Dendritic cells (DCs) have previously been implicated in the pathogenesis of the autoimmune disease lupus. Blimp-1, a known regulator of B cells and T cells, is now shown to also regulate the immune tolerance function of DCs, providing new insights into the role of these key immune cells in lupus (J. Exp. Med. 208, 2193–2199).

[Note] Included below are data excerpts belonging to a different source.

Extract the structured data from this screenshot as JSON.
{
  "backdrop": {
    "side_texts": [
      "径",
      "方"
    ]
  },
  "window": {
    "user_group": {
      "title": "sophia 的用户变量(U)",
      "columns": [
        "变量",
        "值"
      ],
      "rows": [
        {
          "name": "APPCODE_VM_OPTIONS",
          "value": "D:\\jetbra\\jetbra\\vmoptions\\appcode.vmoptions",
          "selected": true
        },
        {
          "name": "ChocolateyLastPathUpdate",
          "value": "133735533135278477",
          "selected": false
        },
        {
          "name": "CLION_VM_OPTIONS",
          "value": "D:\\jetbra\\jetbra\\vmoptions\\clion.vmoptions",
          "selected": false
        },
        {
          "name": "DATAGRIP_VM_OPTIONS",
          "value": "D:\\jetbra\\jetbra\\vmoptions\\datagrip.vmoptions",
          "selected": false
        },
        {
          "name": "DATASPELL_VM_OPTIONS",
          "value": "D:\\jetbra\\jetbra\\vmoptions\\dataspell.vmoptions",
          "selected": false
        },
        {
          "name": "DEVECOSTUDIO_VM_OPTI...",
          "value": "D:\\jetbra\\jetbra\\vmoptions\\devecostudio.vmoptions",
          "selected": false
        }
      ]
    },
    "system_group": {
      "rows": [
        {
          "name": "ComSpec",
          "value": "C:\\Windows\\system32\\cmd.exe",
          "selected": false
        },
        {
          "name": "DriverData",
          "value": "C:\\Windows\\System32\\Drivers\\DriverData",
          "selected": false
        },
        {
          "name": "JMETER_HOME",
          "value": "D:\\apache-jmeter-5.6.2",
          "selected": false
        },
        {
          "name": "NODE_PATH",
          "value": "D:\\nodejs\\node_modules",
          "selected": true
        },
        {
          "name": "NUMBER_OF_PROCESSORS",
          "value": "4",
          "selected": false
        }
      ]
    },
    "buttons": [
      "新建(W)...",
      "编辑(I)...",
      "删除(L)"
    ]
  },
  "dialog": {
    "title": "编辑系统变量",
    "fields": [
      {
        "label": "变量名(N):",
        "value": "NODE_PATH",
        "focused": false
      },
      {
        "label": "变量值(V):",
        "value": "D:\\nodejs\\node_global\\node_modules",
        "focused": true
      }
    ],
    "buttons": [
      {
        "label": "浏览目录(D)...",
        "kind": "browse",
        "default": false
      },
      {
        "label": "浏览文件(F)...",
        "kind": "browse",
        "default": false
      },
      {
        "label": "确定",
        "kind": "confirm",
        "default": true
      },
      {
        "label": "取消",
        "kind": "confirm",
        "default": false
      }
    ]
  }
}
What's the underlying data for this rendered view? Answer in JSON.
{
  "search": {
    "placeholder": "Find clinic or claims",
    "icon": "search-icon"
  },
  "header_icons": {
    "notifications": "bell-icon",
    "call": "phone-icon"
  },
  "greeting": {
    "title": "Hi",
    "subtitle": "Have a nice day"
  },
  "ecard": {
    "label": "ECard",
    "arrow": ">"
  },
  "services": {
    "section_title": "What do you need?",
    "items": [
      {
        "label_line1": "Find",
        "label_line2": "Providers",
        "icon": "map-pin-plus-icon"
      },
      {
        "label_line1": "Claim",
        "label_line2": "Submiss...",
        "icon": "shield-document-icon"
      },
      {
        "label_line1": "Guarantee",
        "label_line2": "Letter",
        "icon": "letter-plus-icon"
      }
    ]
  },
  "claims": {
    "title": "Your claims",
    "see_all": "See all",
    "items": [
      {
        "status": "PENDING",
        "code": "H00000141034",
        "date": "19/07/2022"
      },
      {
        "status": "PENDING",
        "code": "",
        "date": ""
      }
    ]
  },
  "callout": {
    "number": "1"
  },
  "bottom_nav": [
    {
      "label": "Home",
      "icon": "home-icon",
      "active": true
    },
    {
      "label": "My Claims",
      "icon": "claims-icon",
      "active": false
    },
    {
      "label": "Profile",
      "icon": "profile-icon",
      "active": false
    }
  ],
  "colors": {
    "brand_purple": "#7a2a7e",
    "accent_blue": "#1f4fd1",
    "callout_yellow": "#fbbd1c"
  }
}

A polymorphism in Blimp-1 was previously identified as risk variant for systemic lupus erythematosus (SLE), indicating that this factor might be important in SLE pathogenesis. By investigating mice in which Blimp-1 had been selectively knocked out in DCs, Sun Jung Kim et al. showed that Blimp-1 expression in DCs is required for immune tolerance in female mice, but not in males. DCs lacking Blimp-1 from female mice showed increased production of the proinflammatory cytokine interleukin-6, promoted the induction of follicular T helper cells and enhanced germinal center responses. These mice also developed autoreactive antibodies that carried multiple mutations, consistent with a germinal center response.

Together, these gender-dependent responses to Blimp-1 knockout in DCs are reminiscent of the human lupus phenotype. It will therefore be interesting to investigate how the Blimp-1 polymorphism identified in genome-wide association studies influences Blimp-1 expression and DC function in human studies.